Bab 1

623 27 3
                                    

Katia bangun dari tempat tidur. Kepalanya pusing setelah semalaman terus berguling miring ke kanan dan ke kiri, baru sanggup terlelap saat sinar bulan semakin pucat dan matahari tengah merayap naik. Tidur kurang dari tiga jam itu menyiksanya, tetapi gadis itu tetap mendorong tubuhnya bangkit, dan duduk di pinggir tempat tidur.

"Pagi."

Katia menggumam tak jelas. Gadis yang membangunkannya tertawa kecil. "Katia."

Gumam Katia berubah menjadi erangan. "Waktunya bangun, Sayang."

"Mfmh menit ...."

Rambut panjang yang lembut menyapu wajah Katia saat gadis itu mengecup keningnya. "Sekarang."

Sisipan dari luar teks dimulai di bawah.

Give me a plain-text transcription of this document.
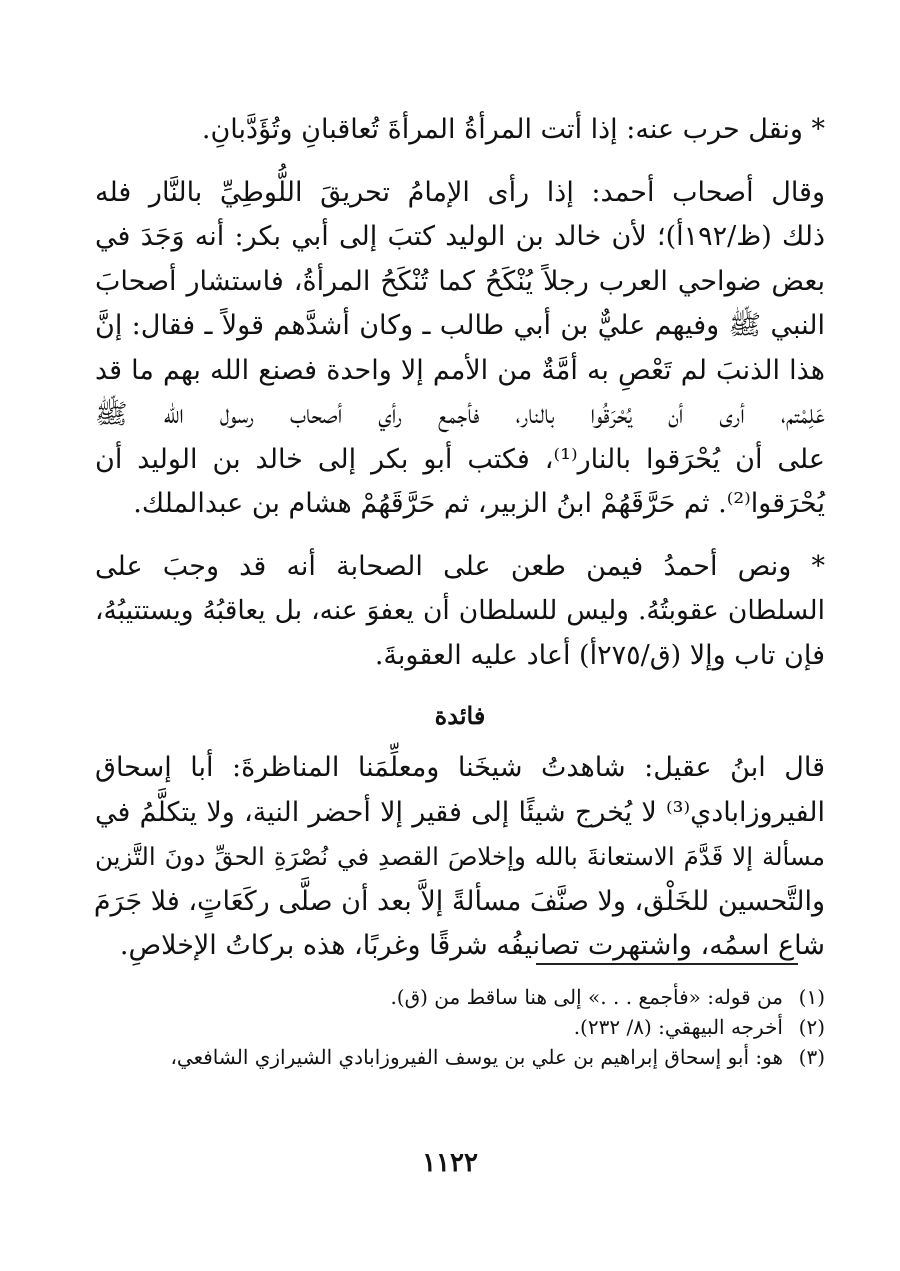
* ونقل حرب عنه: إذا أتت المرأةُ المرأةَ تُعاقبانِ وتُؤَدَّبانِ.

وقال أصحاب أحمد: إذا رأى الإمامُ تحريقَ اللُّوطِيِّ بالنَّار فله
ذلك (ظ/١٩٢أ)؛ لأن خالد بن الوليد كتبَ إلى أبي بكر: أنه وَجَدَ في
بعض ضواحي العرب رجلاً يُنْكَحُ كما تُنْكَحُ المرأةُ، فاستشار أصحابَ
النبي ﷺ وفيهم عليٌّ بن أبي طالب ـ وكان أشدَّهم قولاً ـ فقال: إنَّ
هذا الذنبَ لم تَعْصِ به أمَّةٌ من الأمم إلا واحدة فصنع الله بهم ما قد
عَلِمْتم، أرى أن يُحْرَقُوا بالنار، فأجمع رأي أصحاب رسول الله ﷺ
على أن يُحْرَقوا بالنار⁽¹⁾، فكتب أبو بكر إلى خالد بن الوليد أن
يُحْرَقوا⁽²⁾. ثم حَرَّقَهُمْ ابنُ الزبير، ثم حَرَّقَهُمْ هشام بن عبدالملك.

* ونص أحمدُ فيمن طعن على الصحابة أنه قد وجبَ على
السلطان عقوبتُهُ. وليس للسلطان أن يعفوَ عنه، بل يعاقبُهُ ويستتيبُهُ،
فإن تاب وإلا (ق/٢٧٥أ) أعاد عليه العقوبةَ.

فائدة

قال ابنُ عقيل: شاهدتُ شيخَنا ومعلِّمَنا المناظرةَ: أبا إسحاق
الفيروزابادي⁽³⁾ لا يُخرج شيئًا إلى فقير إلا أحضر النية، ولا يتكلَّمُ في
مسألة إلا قَدَّمَ الاستعانةَ بالله وإخلاصَ القصدِ في نُصْرَةِ الحقِّ دونَ التَّزين
والتَّحسين للخَلْق، ولا صنَّفَ مسألةً إلاَّ بعد أن صلَّى ركَعَاتٍ، فلا جَرَمَ
شاع اسمُه، واشتهرت تصانيفُه شرقًا وغربًا، هذه بركاتُ الإخلاصِ.

(١)من قوله: «فأجمع . . .» إلى هنا ساقط من (ق).
(٢)أخرجه البيهقي: (٨/ ٢٣٢).
(٣)هو: أبو إسحاق إبراهيم بن علي بن يوسف الفيروزابادي الشيرازي الشافعي،
١١٢٢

Untuk sesaat, dia hanya duduk di sana; kepala tertunduk di antara kedua bahu, menatap jemari kakinya di atas karpet lembut berusia hampir satu windu. Warna karpet yang cokelat tua tampak kontras dengan warna kulit kakinya yang pucat karena nyaris tak pernah terpapar sinar matahari. Jemarinya panjang dan kurus; kuku-kukunya pendek dengan setengah lingkaran di masing-masing akarnya.

Katia menatap jemari kakinya yang menapak di lantai. Mereka semua berbentuk seragam dan sewarna: hijau mint. Ini adalah pertama kalinya Katia ke luar mengenakan sandal, tetapi Katia mengultimatum dirinya tiga bulan yang lalu bahwa jika sandal yang sudah lama ia beli itu masih belum juga digunakan dalam jangka waktu empat bulan, ia harus out. Untung bagi sandal itu, satu-satunya alas kaki yang cocok dengan pakaiannya hari itu hanyalah si sandal yang telah lama dilupakan di pojok lemari. Jadi, secara resmi mulai hari ini, sandal itu aman dari proses pembersihan lemari. Setidaknya sampai ... mungkin sembilan-sepuluh bulan lagi.

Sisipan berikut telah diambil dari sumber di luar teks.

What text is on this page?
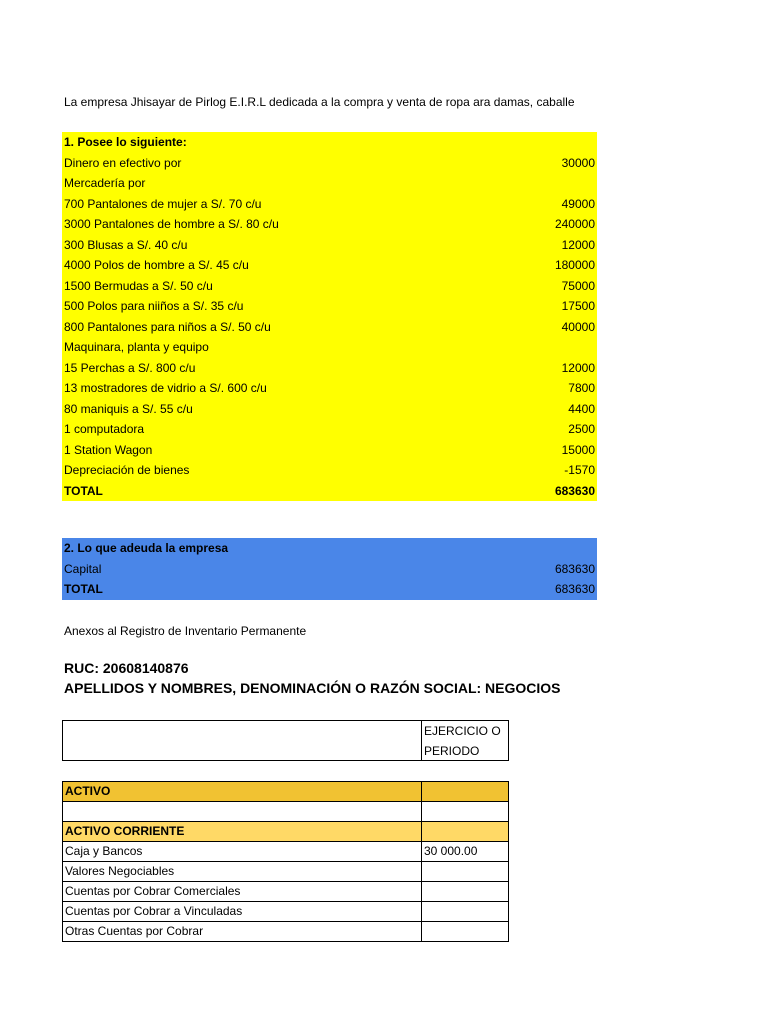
La empresa Jhisayar de Pirlog E.I.R.L dedicada a la compra y venta de ropa ara damas, caballe
1. Posee lo siguiente:
Dinero en efectivo por	30000
Mercadería por
700 Pantalones de mujer a S/. 70 c/u	49000
3000 Pantalones de hombre a S/. 80 c/u	240000
300 Blusas a S/. 40 c/u	12000
4000 Polos de hombre a S/. 45 c/u	180000
1500 Bermudas a S/. 50 c/u	75000
500 Polos para niiños a S/. 35 c/u	17500
800 Pantalones para niños a S/. 50 c/u	40000
Maquinara, planta y equipo
15 Perchas a S/. 800 c/u	12000
13 mostradores de vidrio a S/. 600 c/u	7800
80 maniquis a S/. 55 c/u	4400
1 computadora	2500
1 Station Wagon	15000
Depreciación de bienes	-1570
TOTAL	683630
2. Lo que adeuda la empresa
Capital	683630
TOTAL	683630
Anexos al Registro de Inventario Permanente
RUC: 20608140876
APELLIDOS Y NOMBRES, DENOMINACIÓN O RAZÓN SOCIAL: NEGOCIOS
EJERCICIO O PERIODO
ACTIVO	

ACTIVO CORRIENTE	
Caja y Bancos	30 000.00
Valores Negociables	
Cuentas por Cobrar Comerciales	
Cuentas por Cobrar a Vinculadas	
Otras Cuentas por Cobrar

"Katia." Katia menoleh saat mendengar namanya dipanggil. Robert berjalan menghampirinya bersama seorang gadis yang usianya tak jauh berbeda dari Katia; rambut pirang gadis itu dikepang di salah satu bahunya.

Katia mendorong tubuhnya berdiri dari kursi, menanti kedua orang itu dengan senyum samar di bibirnya. "Herr Robert," sapanya.

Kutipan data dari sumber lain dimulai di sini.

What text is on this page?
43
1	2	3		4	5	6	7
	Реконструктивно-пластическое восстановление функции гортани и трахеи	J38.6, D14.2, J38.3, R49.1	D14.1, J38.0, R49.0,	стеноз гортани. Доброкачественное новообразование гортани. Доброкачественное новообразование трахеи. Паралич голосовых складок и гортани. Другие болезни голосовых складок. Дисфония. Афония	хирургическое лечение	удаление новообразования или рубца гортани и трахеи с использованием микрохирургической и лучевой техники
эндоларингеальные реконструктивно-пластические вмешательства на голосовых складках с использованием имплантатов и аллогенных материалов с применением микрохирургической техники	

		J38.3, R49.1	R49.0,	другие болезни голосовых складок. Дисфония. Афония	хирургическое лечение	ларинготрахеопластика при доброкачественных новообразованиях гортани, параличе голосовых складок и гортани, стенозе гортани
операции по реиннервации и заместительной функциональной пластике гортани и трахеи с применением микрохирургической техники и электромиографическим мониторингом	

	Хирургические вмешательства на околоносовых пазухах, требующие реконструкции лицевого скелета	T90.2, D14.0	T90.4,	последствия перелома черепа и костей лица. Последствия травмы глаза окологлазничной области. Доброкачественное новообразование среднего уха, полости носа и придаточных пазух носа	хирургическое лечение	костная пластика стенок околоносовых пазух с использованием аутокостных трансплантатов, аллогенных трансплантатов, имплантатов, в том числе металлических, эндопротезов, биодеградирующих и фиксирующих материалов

"Ini orang yang mau kukenalkan padamu," ujar Robert. Rambutnya yang telah menipis disisir ke belakang; baju berkerah tinggi yang dia kenakan di bawah jas berwarna senada dengan matanya yang hijau. "Katia, perkenalkan Emma van Deej. Emma, Katia du Pont."

"Halo," sapa Katia, tangannya terulur menanti sambutan Emma. "Senang bertemu denganmu."

Emma tersenyum. Senyumnya lebar, memamerkan gigi yang sedikit berantakan di balik kawat gigi; sudut-sudut matanya mengerut karena ikut tersenyum.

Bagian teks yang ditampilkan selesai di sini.